StatementMeta(, eaea3dc9-14e9-4fab-a49a-ebe3ee7f9852, 15, Finished, Available, Finished)

Reading necessary Hub and Staging tables...
Creating Link_Customer_Order...
Link_Customer_Order created successfully.
Creating Link_Order_Review...
Link_Order_Review created successfully.
Creating Link_OrderItem_Product_Seller and its satellite...
Link_OrderItem_Product_Seller created successfully.
Sat_Link_OrderItem_Product_Seller created successfully.
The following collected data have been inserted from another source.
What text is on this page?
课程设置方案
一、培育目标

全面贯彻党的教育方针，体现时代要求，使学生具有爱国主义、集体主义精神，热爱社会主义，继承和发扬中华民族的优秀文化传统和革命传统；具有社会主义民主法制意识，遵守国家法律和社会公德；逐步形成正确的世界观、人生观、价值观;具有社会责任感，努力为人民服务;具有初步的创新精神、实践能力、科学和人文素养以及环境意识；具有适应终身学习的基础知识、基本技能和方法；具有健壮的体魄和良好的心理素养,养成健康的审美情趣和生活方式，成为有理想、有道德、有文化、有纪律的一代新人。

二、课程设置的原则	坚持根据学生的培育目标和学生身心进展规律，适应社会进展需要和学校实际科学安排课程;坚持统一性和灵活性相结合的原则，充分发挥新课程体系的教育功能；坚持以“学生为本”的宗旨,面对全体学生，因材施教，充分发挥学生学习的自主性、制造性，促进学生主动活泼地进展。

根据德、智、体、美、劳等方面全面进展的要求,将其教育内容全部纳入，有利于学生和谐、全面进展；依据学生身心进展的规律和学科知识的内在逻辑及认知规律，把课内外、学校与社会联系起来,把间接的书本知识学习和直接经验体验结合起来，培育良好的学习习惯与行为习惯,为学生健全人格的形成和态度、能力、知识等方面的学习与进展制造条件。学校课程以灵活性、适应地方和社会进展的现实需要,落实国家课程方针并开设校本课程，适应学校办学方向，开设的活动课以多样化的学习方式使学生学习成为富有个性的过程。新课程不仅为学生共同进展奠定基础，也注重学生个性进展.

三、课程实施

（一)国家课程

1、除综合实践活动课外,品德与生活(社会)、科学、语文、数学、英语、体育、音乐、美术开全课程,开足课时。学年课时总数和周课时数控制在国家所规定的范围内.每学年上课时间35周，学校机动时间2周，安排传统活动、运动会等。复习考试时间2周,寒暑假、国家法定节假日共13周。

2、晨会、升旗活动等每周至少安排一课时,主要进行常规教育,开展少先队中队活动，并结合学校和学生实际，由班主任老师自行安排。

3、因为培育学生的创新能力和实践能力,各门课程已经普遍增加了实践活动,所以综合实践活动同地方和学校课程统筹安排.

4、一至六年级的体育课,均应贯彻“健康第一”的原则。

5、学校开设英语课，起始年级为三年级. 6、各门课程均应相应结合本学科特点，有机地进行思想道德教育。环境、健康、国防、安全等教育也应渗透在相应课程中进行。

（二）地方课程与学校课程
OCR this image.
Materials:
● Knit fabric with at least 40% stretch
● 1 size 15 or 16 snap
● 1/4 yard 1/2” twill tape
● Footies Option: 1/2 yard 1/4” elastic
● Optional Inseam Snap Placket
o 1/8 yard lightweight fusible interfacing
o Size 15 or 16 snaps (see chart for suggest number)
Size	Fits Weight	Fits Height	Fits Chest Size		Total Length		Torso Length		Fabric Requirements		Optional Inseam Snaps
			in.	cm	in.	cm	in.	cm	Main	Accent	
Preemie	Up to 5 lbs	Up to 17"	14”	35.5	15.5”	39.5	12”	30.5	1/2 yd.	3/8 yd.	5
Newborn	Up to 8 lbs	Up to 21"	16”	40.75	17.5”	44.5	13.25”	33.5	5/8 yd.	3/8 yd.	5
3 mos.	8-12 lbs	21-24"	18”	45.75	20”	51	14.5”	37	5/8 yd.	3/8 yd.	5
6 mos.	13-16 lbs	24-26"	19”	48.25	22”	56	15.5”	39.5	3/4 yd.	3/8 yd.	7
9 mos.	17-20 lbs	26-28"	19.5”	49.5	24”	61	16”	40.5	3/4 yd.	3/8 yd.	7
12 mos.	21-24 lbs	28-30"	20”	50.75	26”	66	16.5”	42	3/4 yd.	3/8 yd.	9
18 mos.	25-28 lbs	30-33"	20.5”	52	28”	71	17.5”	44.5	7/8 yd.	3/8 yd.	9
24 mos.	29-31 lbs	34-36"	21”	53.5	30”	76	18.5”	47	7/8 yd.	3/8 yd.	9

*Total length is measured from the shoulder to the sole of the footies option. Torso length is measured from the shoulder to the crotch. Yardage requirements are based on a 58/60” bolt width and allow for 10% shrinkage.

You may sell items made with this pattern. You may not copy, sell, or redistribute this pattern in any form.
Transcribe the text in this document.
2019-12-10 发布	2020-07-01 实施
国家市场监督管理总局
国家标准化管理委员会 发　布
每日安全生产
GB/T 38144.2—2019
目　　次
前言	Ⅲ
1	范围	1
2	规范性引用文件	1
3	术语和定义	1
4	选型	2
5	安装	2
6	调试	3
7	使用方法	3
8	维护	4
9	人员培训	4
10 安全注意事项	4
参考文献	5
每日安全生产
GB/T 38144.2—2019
All link tables and their satellites have been created and are now available in your Lakehouse.


In [15]:
# This script creates a corrected Information Mart for customer spending.
# It now properly joins the Data Vault tables by connecting through the Link table
# that bridges the relationship between orders and their item details.

from pyspark.sql.functions import sum, desc

# --- Read the necessary Data Vault tables ---
# We need information about customers, orders, and the items in those orders.
print("Reading Data Vault tables...")
df_hub_customer = spark.read.table("Hub_Customer")
df_link_customer_order = spark.read.table("Link_Customer_Order")
# We need the Link table to bridge the relationship
df_link_order_item = spark.read.table("Link_OrderItem_Product_Seller")
df_sat_link_item = spark.read.table("Sat_Link_OrderItem_Product_Seller")


# --- Join the tables to get all the necessary data ---
# 1. Join Link_Customer_Order with the new Link_OrderItem_Product_Seller table on Order_HKEY.
#    This connects the customer to each specific item within their order.
df_combined = df_link_customer_order.join(df_link_order_item, on="Order_HKEY")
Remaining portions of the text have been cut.